‘Mother’ by Andrea Lee

Lee, Andrea 1984

Mother by Andrea Lee, 1984

The magic trick:

Using a variety of methods to characterize the mother in the story

Andrea Lee uses a variety of techniques here to honor her mother – or at least to portray the mother of the story’s narrator.

She uses anecdotes – miniature narratives that begin and end. She also describes the woman with broader adjectives and characterizations.

Then suddenly, toward the end of the story, she focuses on a particular memory that is a bit longer than the earlier bite-sized anecdotes. It deals with the mother’s actions after a neighbor commits suicide. It takes the story to a darker place, yes. It also demonstrates an interesting connection between mother and daughter as they bond over their shared excitement, perverse as it may be, over their interaction with tragedy.

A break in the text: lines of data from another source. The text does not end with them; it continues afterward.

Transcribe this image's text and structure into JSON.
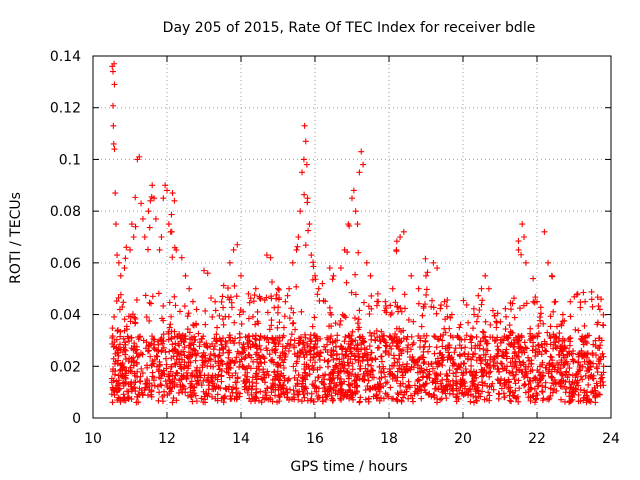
{
  "chart_data": {
    "type": "scatter",
    "title": "Day 205 of 2015, Rate Of TEC Index for receiver bdle",
    "xlabel": "GPS time / hours",
    "ylabel": "ROTI / TECUs",
    "xlim": [
      10,
      24
    ],
    "ylim": [
      0,
      0.14
    ],
    "x_ticks": [
      "10",
      "12",
      "14",
      "16",
      "18",
      "20",
      "22",
      "24"
    ],
    "y_ticks": [
      "0",
      "0.02",
      "0.04",
      "0.06",
      "0.08",
      "0.1",
      "0.12",
      "0.14"
    ],
    "grid": true,
    "marker": "plus",
    "color": "#ff0000",
    "data_range_x": [
      10.5,
      23.8
    ],
    "series": [
      {
        "points": [
          [
            10.52,
            0.136
          ],
          [
            10.54,
            0.134
          ],
          [
            10.57,
            0.137
          ],
          [
            10.58,
            0.129
          ],
          [
            10.55,
            0.113
          ],
          [
            10.56,
            0.106
          ],
          [
            10.58,
            0.104
          ],
          [
            10.6,
            0.087
          ],
          [
            10.62,
            0.075
          ],
          [
            10.65,
            0.063
          ],
          [
            10.7,
            0.06
          ],
          [
            10.75,
            0.055
          ],
          [
            10.85,
            0.058
          ],
          [
            10.9,
            0.066
          ],
          [
            11.0,
            0.065
          ],
          [
            11.05,
            0.075
          ],
          [
            11.1,
            0.07
          ],
          [
            11.15,
            0.074
          ],
          [
            11.2,
            0.1
          ],
          [
            11.25,
            0.101
          ],
          [
            11.3,
            0.083
          ],
          [
            11.35,
            0.077
          ],
          [
            11.4,
            0.07
          ],
          [
            11.5,
            0.08
          ],
          [
            11.55,
            0.084
          ],
          [
            11.6,
            0.09
          ],
          [
            11.65,
            0.085
          ],
          [
            11.7,
            0.077
          ],
          [
            11.8,
            0.065
          ],
          [
            11.85,
            0.07
          ],
          [
            11.9,
            0.085
          ],
          [
            11.95,
            0.09
          ],
          [
            12.0,
            0.088
          ],
          [
            12.05,
            0.075
          ],
          [
            12.1,
            0.072
          ],
          [
            12.15,
            0.087
          ],
          [
            12.2,
            0.084
          ],
          [
            12.25,
            0.065
          ],
          [
            12.4,
            0.062
          ],
          [
            12.5,
            0.055
          ],
          [
            12.6,
            0.05
          ],
          [
            12.7,
            0.045
          ],
          [
            12.8,
            0.042
          ],
          [
            13.0,
            0.057
          ],
          [
            13.1,
            0.056
          ],
          [
            13.3,
            0.045
          ],
          [
            13.5,
            0.047
          ],
          [
            13.7,
            0.06
          ],
          [
            13.8,
            0.065
          ],
          [
            13.9,
            0.067
          ],
          [
            14.0,
            0.055
          ],
          [
            14.2,
            0.048
          ],
          [
            14.4,
            0.05
          ],
          [
            14.5,
            0.047
          ],
          [
            14.7,
            0.063
          ],
          [
            14.8,
            0.062
          ],
          [
            15.0,
            0.05
          ],
          [
            15.2,
            0.045
          ],
          [
            15.3,
            0.05
          ],
          [
            15.4,
            0.06
          ],
          [
            15.5,
            0.065
          ],
          [
            15.55,
            0.07
          ],
          [
            15.6,
            0.08
          ],
          [
            15.65,
            0.095
          ],
          [
            15.7,
            0.1
          ],
          [
            15.72,
            0.113
          ],
          [
            15.75,
            0.107
          ],
          [
            15.78,
            0.098
          ],
          [
            15.8,
            0.085
          ],
          [
            15.85,
            0.075
          ],
          [
            15.9,
            0.063
          ],
          [
            16.0,
            0.055
          ],
          [
            16.1,
            0.05
          ],
          [
            16.2,
            0.052
          ],
          [
            16.4,
            0.058
          ],
          [
            16.5,
            0.055
          ],
          [
            16.7,
            0.058
          ],
          [
            16.8,
            0.065
          ],
          [
            16.9,
            0.075
          ],
          [
            17.0,
            0.085
          ],
          [
            17.05,
            0.088
          ],
          [
            17.1,
            0.08
          ],
          [
            17.15,
            0.075
          ],
          [
            17.2,
            0.095
          ],
          [
            17.25,
            0.103
          ],
          [
            17.3,
            0.098
          ],
          [
            17.4,
            0.06
          ],
          [
            17.5,
            0.055
          ],
          [
            17.7,
            0.048
          ],
          [
            17.9,
            0.045
          ],
          [
            18.1,
            0.05
          ],
          [
            18.2,
            0.065
          ],
          [
            18.3,
            0.07
          ],
          [
            18.4,
            0.072
          ],
          [
            18.6,
            0.055
          ],
          [
            18.8,
            0.05
          ],
          [
            19.0,
            0.055
          ],
          [
            19.2,
            0.06
          ],
          [
            19.3,
            0.058
          ],
          [
            19.5,
            0.045
          ],
          [
            19.7,
            0.04
          ],
          [
            19.9,
            0.035
          ],
          [
            20.1,
            0.032
          ],
          [
            20.3,
            0.04
          ],
          [
            20.5,
            0.05
          ],
          [
            20.6,
            0.055
          ],
          [
            20.7,
            0.05
          ],
          [
            20.9,
            0.035
          ],
          [
            21.1,
            0.03
          ],
          [
            21.3,
            0.033
          ],
          [
            21.5,
            0.065
          ],
          [
            21.6,
            0.075
          ],
          [
            21.65,
            0.07
          ],
          [
            21.7,
            0.06
          ],
          [
            21.9,
            0.045
          ],
          [
            22.0,
            0.045
          ],
          [
            22.2,
            0.072
          ],
          [
            22.3,
            0.06
          ],
          [
            22.4,
            0.055
          ],
          [
            22.5,
            0.045
          ],
          [
            22.7,
            0.04
          ],
          [
            22.9,
            0.045
          ],
          [
            23.1,
            0.048
          ],
          [
            23.3,
            0.045
          ],
          [
            23.5,
            0.043
          ],
          [
            23.7,
            0.042
          ],
          [
            23.75,
            0.03
          ],
          [
            23.8,
            0.02
          ]
        ]
      }
    ]
  }
}
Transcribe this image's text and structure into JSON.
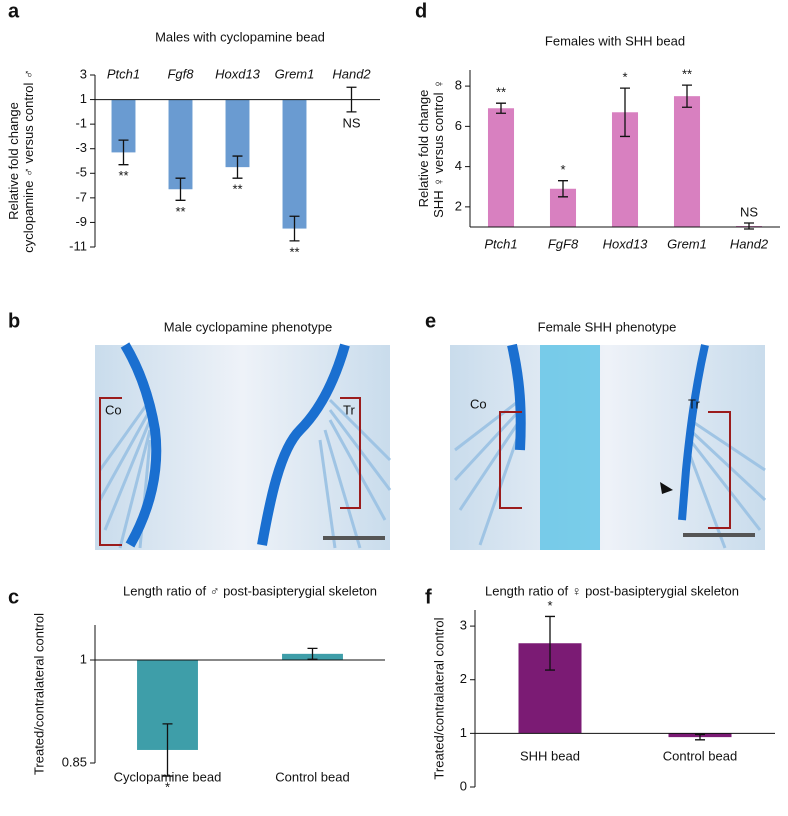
{
  "chart_data": [
    {
      "type": "bar",
      "panel": "a",
      "title": "Males with cyclopamine bead",
      "ylabel": [
        "Relative fold change",
        "cyclopamine ♂ versus control ♂"
      ],
      "categories": [
        "Ptch1",
        "Fgf8",
        "Hoxd13",
        "Grem1",
        "Hand2"
      ],
      "italic_categories": true,
      "values": [
        -3.3,
        -6.3,
        -4.5,
        -9.5,
        1
      ],
      "errors": [
        1,
        0.9,
        0.9,
        1,
        1
      ],
      "annotations": [
        "**",
        "**",
        "**",
        "**",
        "NS"
      ],
      "base": 1,
      "color": "#6a9bd1",
      "ylim": [
        -11,
        3
      ],
      "yticks": [
        3,
        1,
        -1,
        -3,
        -5,
        -7,
        -9,
        -11
      ]
    },
    {
      "type": "bar",
      "panel": "d",
      "title": "Females with SHH bead",
      "ylabel": [
        "Relative fold change",
        "SHH ♀ versus control ♀"
      ],
      "categories": [
        "Ptch1",
        "FgF8",
        "Hoxd13",
        "Grem1",
        "Hand2"
      ],
      "italic_categories": true,
      "values": [
        6.9,
        2.9,
        6.7,
        7.5,
        1.05
      ],
      "errors": [
        0.25,
        0.4,
        1.2,
        0.55,
        0.15
      ],
      "annotations": [
        "**",
        "*",
        "*",
        "**",
        "NS"
      ],
      "base": 1,
      "color": "#d880c0",
      "ylim": [
        1,
        8.8
      ],
      "yticks": [
        2,
        4,
        6,
        8
      ]
    },
    {
      "type": "bar",
      "panel": "c",
      "title": "Length ratio of ♂ post-basipterygial skeleton",
      "ylabel": [
        "Treated/contralateral control"
      ],
      "categories": [
        "Cyclopamine bead",
        "Control bead"
      ],
      "italic_categories": false,
      "values": [
        0.869,
        1.009
      ],
      "errors": [
        0.038,
        0.008
      ],
      "annotations": [
        "*",
        null
      ],
      "base": 1,
      "color": "#3e9ea9",
      "ylim": [
        0.85,
        1.051
      ],
      "yticks": [
        0.85,
        1
      ]
    },
    {
      "type": "bar",
      "panel": "f",
      "title": "Length ratio of ♀ post-basipterygial skeleton",
      "ylabel": [
        "Treated/contralateral control"
      ],
      "categories": [
        "SHH bead",
        "Control bead"
      ],
      "italic_categories": false,
      "values": [
        2.68,
        0.93
      ],
      "errors": [
        0.5,
        0.05
      ],
      "annotations": [
        "*",
        null
      ],
      "base": 1,
      "color": "#7b1b74",
      "ylim": [
        0,
        3.3
      ],
      "yticks": [
        0,
        1,
        2,
        3
      ]
    }
  ],
  "photo_panels": [
    {
      "panel": "b",
      "title": "Male cyclopamine phenotype",
      "labels": [
        "Co",
        "Tr"
      ]
    },
    {
      "panel": "e",
      "title": "Female SHH phenotype",
      "labels": [
        "Co",
        "Tr"
      ]
    }
  ]
}
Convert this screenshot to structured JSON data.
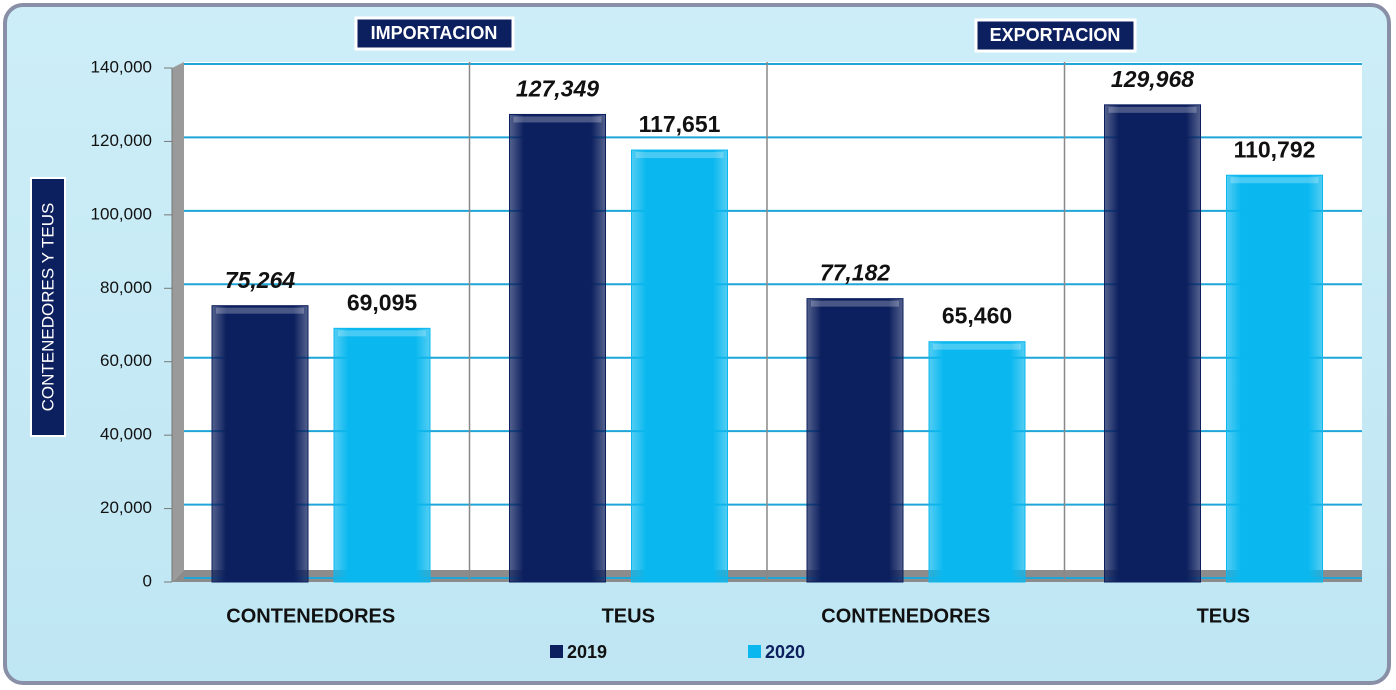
{
  "chart_data": {
    "type": "bar",
    "group_labels": [
      "IMPORTACION",
      "EXPORTACION"
    ],
    "ylabel": "CONTENEDORES Y TEUS",
    "categories": [
      "CONTENEDORES",
      "TEUS",
      "CONTENEDORES",
      "TEUS"
    ],
    "series": [
      {
        "name": "2019",
        "color": "#0c1f5e",
        "values": [
          75264,
          127349,
          77182,
          129968
        ],
        "value_labels": [
          "75,264",
          "127,349",
          "77,182",
          "129,968"
        ]
      },
      {
        "name": "2020",
        "color": "#0ab8ef",
        "values": [
          69095,
          117651,
          65460,
          110792
        ],
        "value_labels": [
          "69,095",
          "117,651",
          "65,460",
          "110,792"
        ]
      }
    ],
    "ylim": [
      0,
      140000
    ],
    "yticks": [
      0,
      {
        "value": 20000,
        "label": "20,000"
      },
      {
        "value": 40000,
        "label": "40,000"
      },
      {
        "value": 60000,
        "label": "60,000"
      },
      {
        "value": 80000,
        "label": "80,000"
      },
      {
        "value": 100000,
        "label": "100,000"
      },
      {
        "value": 120000,
        "label": "120,000"
      },
      {
        "value": 140000,
        "label": "140,000"
      }
    ],
    "grid": true,
    "legend": "bottom"
  }
}
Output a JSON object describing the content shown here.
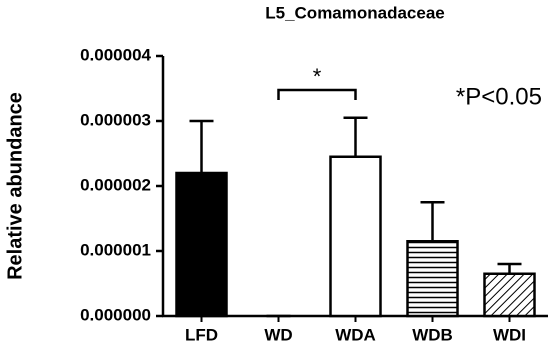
{
  "chart_data": {
    "type": "bar",
    "title": "L5_Comamonadaceae",
    "y_label": "Relative abundance",
    "categories": [
      "LFD",
      "WD",
      "WDA",
      "WDB",
      "WDI"
    ],
    "values": [
      2.2e-06,
      0,
      2.45e-06,
      1.15e-06,
      6.5e-07
    ],
    "errors": [
      8e-07,
      0,
      6e-07,
      6e-07,
      1.5e-07
    ],
    "fills": [
      "solid",
      "solid",
      "outline",
      "horizontal",
      "diagonal"
    ],
    "color": "#000000",
    "ylim": [
      0,
      4e-06
    ],
    "yticks": [
      {
        "value": 0,
        "label": "0.000000"
      },
      1e-06,
      2e-06,
      3e-06,
      4e-06
    ],
    "significance": {
      "label": "*",
      "between": [
        1,
        2
      ]
    },
    "annotation": "*P<0.05"
  }
}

Even with this odd detour, the story manages to close by situating the mother in the kitchen, thus tying all the threads of memory together. And that’s quite a trick on Lee’s part.

The selection:

When she married my father, the prescribed young minister, my mother had become, inevitably, a schoolteacher – a beautiful one. She was full-faced, full-bodied with an indestructible olive skin and an extraordinary forehead – high, with two handsome hollows over the temples. She had a bright, perverse gaze, accentuated by a slight squint in her left eye, and a quite unusual physical strength. She swam miles every summer at the swim club, and at the small Quaker school, where I was a student and she taught sixth grade, it was common to see her jumping rope with the girls, her large bosom bobbing and a triumphant, rather disdainful smile on her face. Her pupils adored her, probably because her nature held a touch of the barbarism that all children admire: she would quell misbehavior, for instance, by threatening in a soft, convincing voice to pull off the erring student’s ears and fry them for supper.